Een belangrijke verklaring voor die ‘teleurstelling’ ligt in het zogeheten interstatelijke vertrouwensbeginsel. Bij zowel de Encrochat-hack als de Sky-operatie speelde het Team High Tech Crime van de Nederlandse politie een hoofdrol. Maar omdat de hackoperaties in beide gevallen in Frankrijk werden uitgevoerd, ligt de juridische verantwoordelijkheid voor de operaties in Frankrijk. Vanwege het vertrouwensbeginsel, zo stellen rechtbanken tot nog toe, dient de Nederlandse rechter er daarom van uit te gaan dat de onderschepping van de data in Frankrijk correct en op basis van de wet heeft plaatsgevonden. Hoe een hackoperatie precies in elkaar zat en of die rechtmatig was, is dus niet aan de Nederlandse rechter om te toetsen.


Lees ook dit artikel: Unieke hack van EncroChat leidt tot veel lastige juridische vraagstukken

Grote zorgen

Omdat zij vinden dat de rechten van hun cliënten zo structureel geschonden worden, stuurden 133 strafrechtadvocaten dit weekend een brandbrief naar de minister van Justitie, Tweede Kamer, Raad voor de rechtspraak en het OM. In de brief uiten zij „grote zorgen over de strafrechtspleging in Nederland”. Ze benadrukken het belang van nieuwe, geavanceerde methodes voor de bestrijding van zware criminaliteit, maar dan moet wel transparantie bestaan over het feitelijk verloop van de opsporing, zodat de rechter kan toetsen of het bewijsmateriaal rechtmatig én betrouwbaar is.

Volgens de advocaten ontbreekt die transparantie volledig en staat daardoor het recht op een eerlijk proces op het spel. Verwijzend naar Italië en Frankrijk – waar rechters in individuele strafzaken wél kritisch zijn op de gang van zaken rond Encrochat en Sky-hackoperaties en daarover alles willen weten om de berichten als bewijs te kunnen gebruiken bij veroordelingen – dringen de advocaten onder meer aan op „kritisch onderzoek” door rechters in de strafzaken die steunen op gehackte berichten.

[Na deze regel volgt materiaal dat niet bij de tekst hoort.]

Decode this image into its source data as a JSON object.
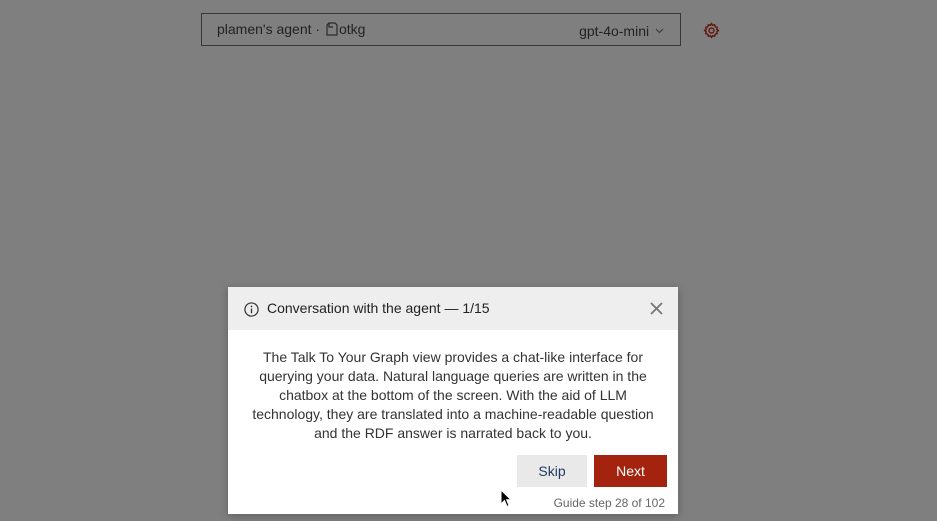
{
  "topbar": {
    "agent_name": "plamen's agent",
    "separator": "·",
    "repository": "otkg",
    "model": "gpt-4o-mini"
  },
  "icons": {
    "repository": "repository-icon",
    "model_dropdown": "chevron-down-icon",
    "settings": "gear-icon",
    "info": "info-icon",
    "close": "close-icon"
  },
  "guide": {
    "title": "Conversation with the agent — 1/15",
    "body": "The Talk To Your Graph view provides a chat-like interface for querying your data. Natural language queries are written in the chatbox at the bottom of the screen. With the aid of LLM technology, they are translated into a machine-readable question and the RDF answer is narrated back to you.",
    "skip_label": "Skip",
    "next_label": "Next",
    "step_counter": "Guide step 28 of 102"
  },
  "colors": {
    "accent": "#a4230e",
    "skip_text": "#213a63",
    "overlay": "rgba(0,0,0,0.5)"
  }
}
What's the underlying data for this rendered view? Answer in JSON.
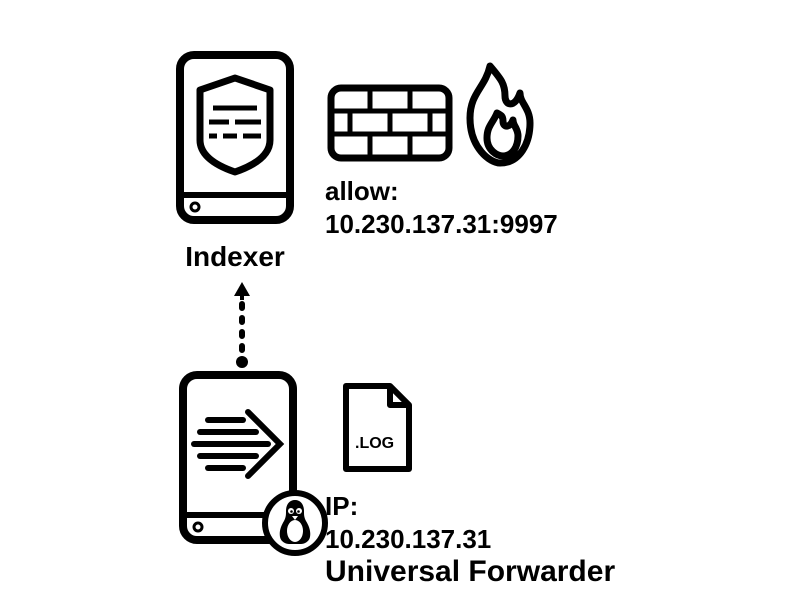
{
  "indexer": {
    "label": "Indexer"
  },
  "firewall": {
    "allow_label": "allow:",
    "allow_value": "10.230.137.31:9997"
  },
  "forwarder": {
    "label": "Universal Forwarder",
    "ip_label": "IP:",
    "ip_value": "10.230.137.31",
    "log_badge": ".LOG",
    "os": "linux"
  }
}
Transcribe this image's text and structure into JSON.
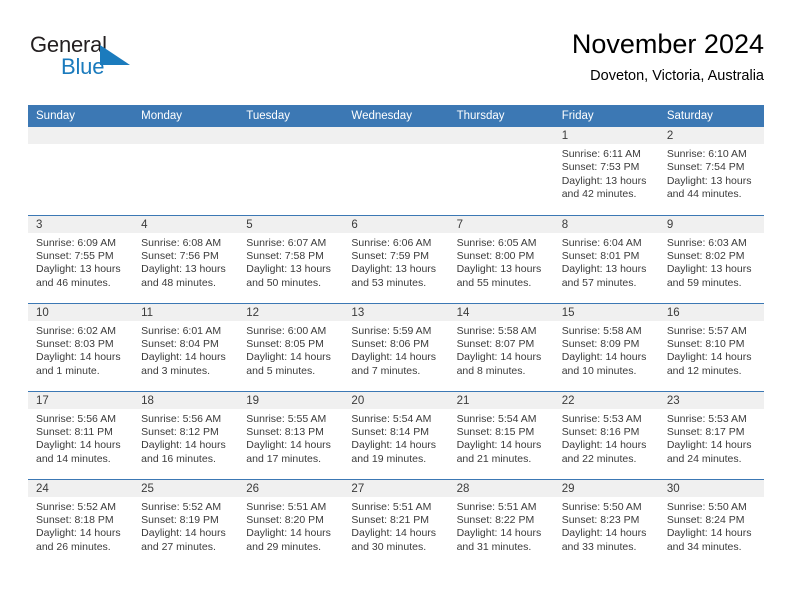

Voor advocaat Reisinger, een van de initiatiefnemers van de brandbrief, is het stellen van prejudiciële vragen door de rechtbank Leeuwarden een belangrijke eerste stap in dat kritische onderzoek. De advocaat kijkt tevreden als de voorzitter vertelt dat de rechtbank inderdaad, uiterlijk in december, prejudiciële vragen zal stellen aan de Hoge Raad over de uitleg van het vertrouwensbeginsel.

Het antwoord laat wel nog even op zich wachten. De Hoge Raad heeft vijf maanden om te reageren. Cliënt J. kan in die periode in ieder geval weer naar de sportschool, blijkt uit de woorden van de rechter. „De enkelband mag vanaf woensdag aanstaande worden afgekoppeld.”